Quasi plus d’neurones, je crois entendre le chant des sirènes
J’ai pas le sérum à part une plante qui m’a perché et un peu lessivé
Ça m’a remis les idées en place

Pour Gonzo, c’est un retour aux sources d’un rap old school qui s’opère et qui brille sur une instru signée VYNK et Phasm, le beatmaker derrière l’énervé Tu vas glisser trois ans plus tôt. Une composition instrumentale moins invasive, qui va permettre au rappeur d’imposer plus explicitement son talent d’écriture, pour livrer une exécution technique tout en finesse, le flow comme arme majeure. Le terme “gonzo”, repris notamment dans le monde de la pornographie, fait référence à cette notion de point de vue subjectifRoméo nous offre ici le sien sans langue de bois, pour cracher les couleuvres que ces dernières années lui ont fait avaler : la toxicité de la fame, la pression du succès. D’autres sujets importants s’invitent sur le morceau, à l’image de la lutte contre le réchauffement climatique (dont le rappeur s’était fait militant avec une collection de gourdes crocodiles), la cause animale ou encore les ravages de la drogue dans l’industrie musicale. Pertinent et réfléchi, le texte nous renvoie à la fibre littéraire hors pair d’Elvis, qui fait jongler rimes, doubles sens et autres métaphores dans un manifeste rap classique et pointu.

J’ai les idées de De Vinci
Tout est une question de principe
J’ai fait des concerts pour vingt cents

En clôture de l’EP, c’est à travers une nouvelle fournée d’égotrip que se construit Vincidans lequel le rappeur se compare au mythique peintre de légende. Une comparaison à prendre avec du recul, simple fruit de l’autodérision de l’artiste qui exprime surtout cette idée de méritocratie. Il en profite notamment pour rappeler qu’il y a encore quelques années, c’était les caisses du Carrefour qu’il faisait chavirer. Une humilité terre-à-terre qu’il mêle à un esprit vindicatif, l’ineffable fierté du “j’vous avais dis que j’allais le faire”. Une hymne à la détermination qui se clôture par l’apogée même de la réussite abordée sur le morceau : Michel Drucker. Si vous suivez le quotidien de l’artiste, vous ne serez pas étonné·es d’apprendre toute la fascination qu’il voue à l’iconique maître du paysage audiovisuel français.
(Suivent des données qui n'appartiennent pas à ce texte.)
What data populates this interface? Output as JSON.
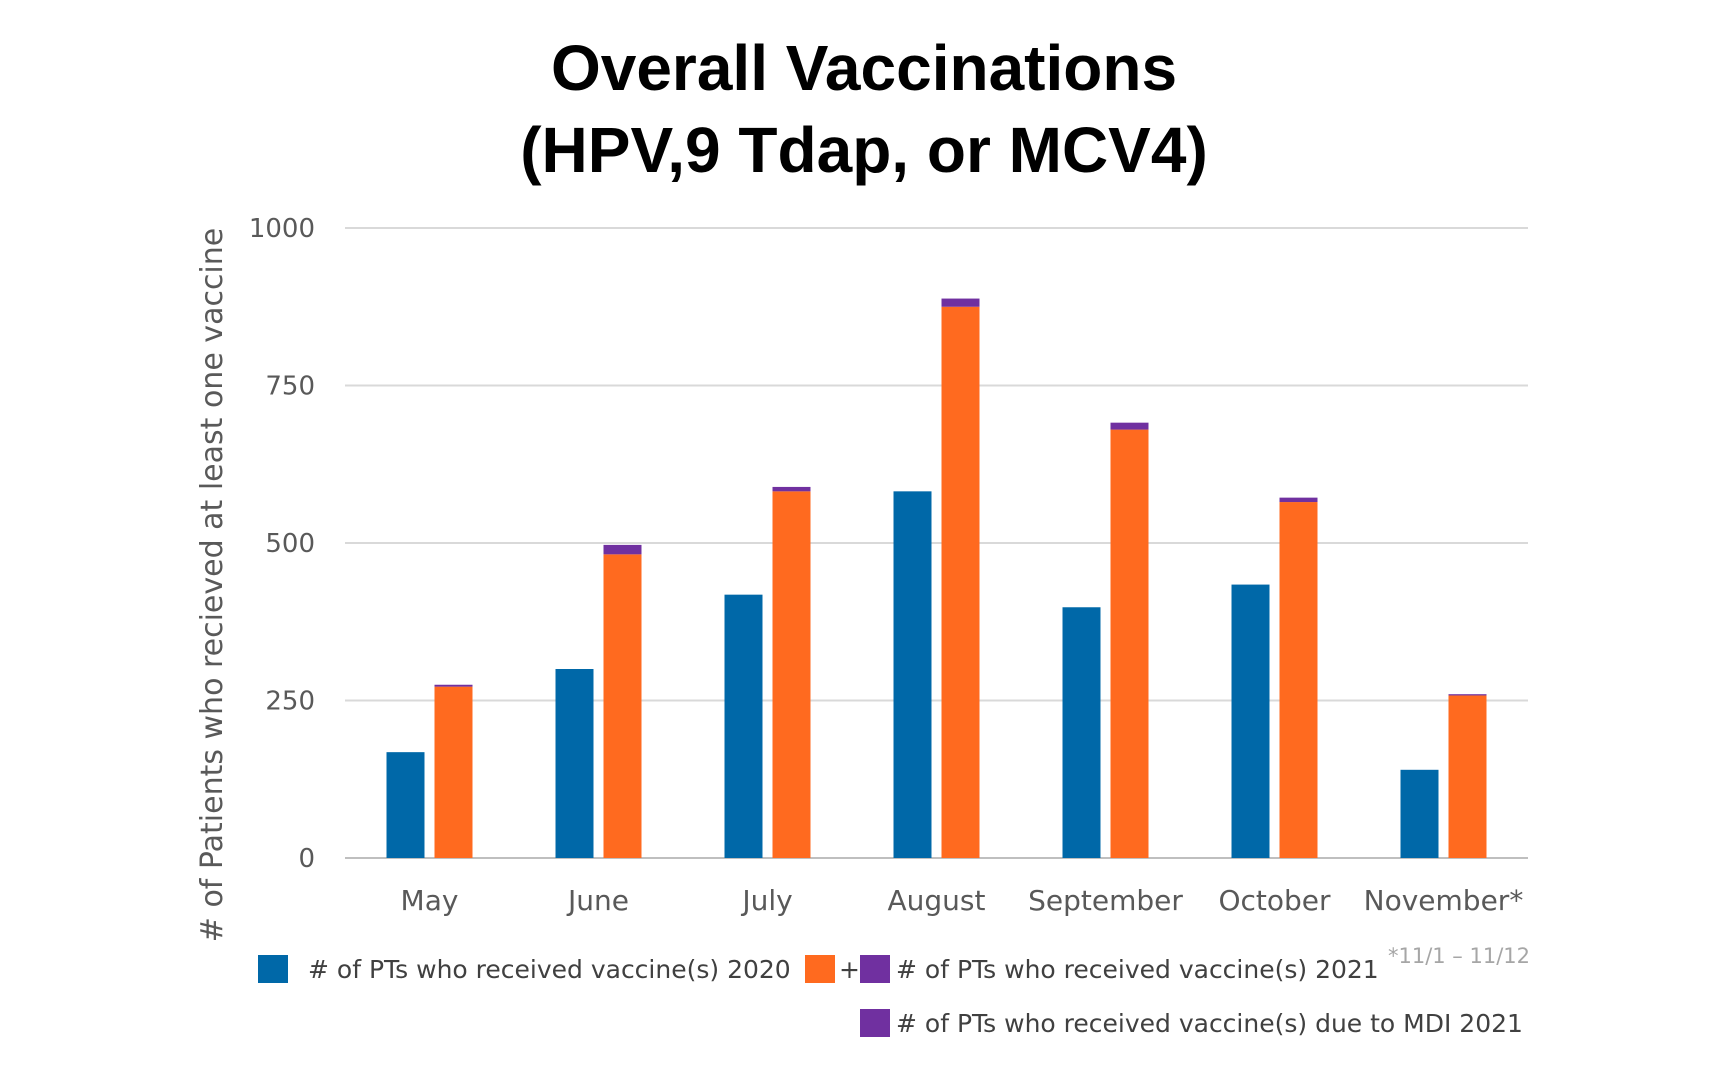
{
  "chart_data": {
    "type": "bar",
    "title": [
      "Overall Vaccinations",
      "(HPV,9 Tdap, or MCV4)"
    ],
    "ylabel": "# of Patients who recieved at least one vaccine",
    "xlabel": "",
    "ylim": [
      0,
      1000
    ],
    "yticks": [
      "0",
      "250",
      "500",
      "750",
      "1000"
    ],
    "categories": [
      "May",
      "June",
      "July",
      "August",
      "September",
      "October",
      "November*"
    ],
    "grid": true,
    "legend_position": "bottom",
    "series": [
      {
        "name": "# of PTs who received vaccine(s) 2020",
        "color": "#0068a8",
        "stack": "2020",
        "values": [
          168,
          300,
          418,
          582,
          398,
          434,
          140
        ]
      },
      {
        "name": "# of PTs who received vaccine(s) 2021",
        "color": "#ff6a1f",
        "stack": "2021",
        "values": [
          272,
          482,
          582,
          875,
          680,
          565,
          258
        ]
      },
      {
        "name": "# of PTs who received vaccine(s) due to MDI 2021",
        "color": "#7030a0",
        "stack": "2021",
        "values": [
          3,
          15,
          7,
          13,
          11,
          7,
          2
        ]
      }
    ],
    "legend_joiner": "+",
    "footnote": "*11/1 – 11/12"
  }
}
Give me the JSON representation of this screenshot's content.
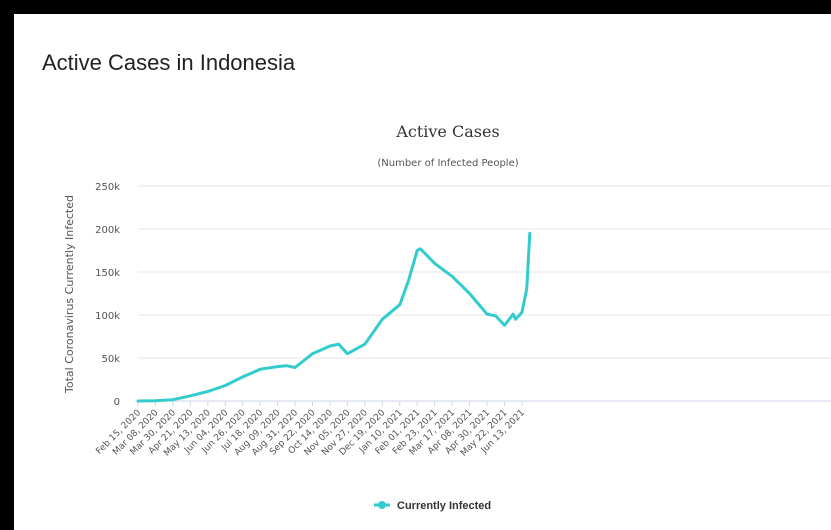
{
  "page": {
    "title": "Active Cases in Indonesia"
  },
  "colors": {
    "series": "#33CCCC",
    "grid": "#E6E6E6",
    "frame": "#000000"
  },
  "chart_data": {
    "type": "line",
    "title": "Active Cases",
    "subtitle": "(Number of Infected People)",
    "ylabel": "Total Coronavirus Currently Infected",
    "xlabel": "",
    "ylim": [
      0,
      250000
    ],
    "yticks": [
      0,
      50000,
      100000,
      150000,
      200000,
      250000
    ],
    "ytick_labels": [
      "0",
      "50k",
      "100k",
      "150k",
      "200k",
      "250k"
    ],
    "x_tick_labels": [
      "Feb 15, 2020",
      "Mar 08, 2020",
      "Mar 30, 2020",
      "Apr 21, 2020",
      "May 13, 2020",
      "Jun 04, 2020",
      "Jun 26, 2020",
      "Jul 18, 2020",
      "Aug 09, 2020",
      "Aug 31, 2020",
      "Sep 22, 2020",
      "Oct 14, 2020",
      "Nov 05, 2020",
      "Nov 27, 2020",
      "Dec 19, 2020",
      "Jan 10, 2021",
      "Feb 01, 2021",
      "Feb 23, 2021",
      "Mar 17, 2021",
      "Apr 08, 2021",
      "Apr 30, 2021",
      "May 22, 2021",
      "Jun 13, 2021"
    ],
    "grid": true,
    "legend_position": "bottom-center",
    "series": [
      {
        "name": "Currently Infected",
        "x": [
          "Feb 15, 2020",
          "Mar 08, 2020",
          "Mar 30, 2020",
          "Apr 21, 2020",
          "May 13, 2020",
          "Jun 04, 2020",
          "Jun 26, 2020",
          "Jul 18, 2020",
          "Aug 09, 2020",
          "Aug 20, 2020",
          "Aug 31, 2020",
          "Sep 22, 2020",
          "Oct 14, 2020",
          "Oct 25, 2020",
          "Nov 05, 2020",
          "Nov 27, 2020",
          "Dec 19, 2020",
          "Jan 10, 2021",
          "Jan 21, 2021",
          "Feb 01, 2021",
          "Feb 05, 2021",
          "Feb 23, 2021",
          "Mar 17, 2021",
          "Apr 08, 2021",
          "Apr 30, 2021",
          "May 11, 2021",
          "May 22, 2021",
          "Jun 02, 2021",
          "Jun 05, 2021",
          "Jun 13, 2021",
          "Jun 19, 2021",
          "Jun 23, 2021"
        ],
        "values": [
          0,
          200,
          1500,
          6000,
          11000,
          18000,
          28000,
          37000,
          40000,
          41000,
          39000,
          55000,
          64000,
          66000,
          55000,
          66000,
          95000,
          112000,
          140000,
          175000,
          177000,
          160000,
          145000,
          125000,
          101000,
          99000,
          88000,
          101000,
          95000,
          103000,
          130000,
          195000
        ]
      }
    ]
  }
}
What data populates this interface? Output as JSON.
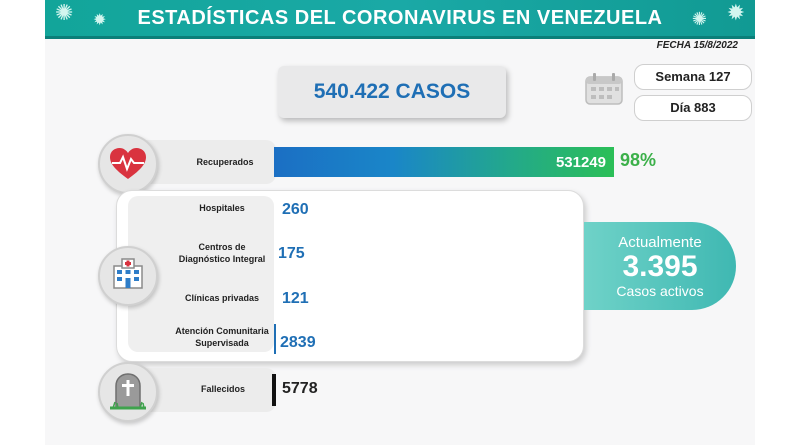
{
  "header": {
    "title": "ESTADÍSTICAS DEL CORONAVIRUS EN VENEZUELA",
    "date": "FECHA 15/8/2022",
    "accent_color": "#12a59a"
  },
  "summary": {
    "total_cases": "540.422 CASOS",
    "week": "Semana 127",
    "day": "Día 883"
  },
  "recovered": {
    "label": "Recuperados",
    "value": "531249",
    "percent": "98%",
    "icon": "heart-icon"
  },
  "care": {
    "icon": "hospital-icon",
    "rows": [
      {
        "label": "Hospitales",
        "value": "260"
      },
      {
        "label": "Centros de Diagnóstico Integral",
        "value": "175"
      },
      {
        "label": "Clínicas privadas",
        "value": "121"
      },
      {
        "label": "Atención Comunitaria Supervisada",
        "value": "2839"
      }
    ]
  },
  "active": {
    "top": "Actualmente",
    "value": "3.395",
    "bottom": "Casos activos"
  },
  "deaths": {
    "label": "Fallecidos",
    "value": "5778",
    "icon": "tombstone-icon"
  }
}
C’est donc empreinte d’une symbolique toute particulière que l’outro du disque invite monsieur Drucker, à travers un message vocal bienveillant et amical à l’égard de Roméo qui, on le parie, sourit à pleine dent à chaque écoute de ce précieux enregistrement.

Salut Roméo, je te laisse ce message
Je te souhaite une bonne lecture !
C’est Michel Drucker, membre de ton fan club. Écoute, ça m’amuse beaucoup
J’espère que cette saloperie de virus va s’en aller
J’te fais la bise
Salut Roméo

Roméo Elvis est cette “poule aux œufs qui a beaucoup maillé”, une référence adroite à la fable de La Fontaine qui fait sourire et qui s’applique parfaitement à ce Maison : l’intelligence de chérir ce talent spontané et authentique pour la création plutôt que de surexploiter l’envie de faire du gain sur des projets dénaturalisés. Une philosophie artistique sincère, qui mènera bon nombre d’entre nous à repenser la voie toute tracée qui lui avait été trop hâtivement attribuée suite à Chocolat. Avec tout ça, il nous tarde de l’observer évoluer davantage, notamment à travers son prochain album. Et puis, qui sait, voir un jour apparaître le Dracaufeu qui sommeille en lui. C’est en tout cas tout le mal qu’on lui souhaite.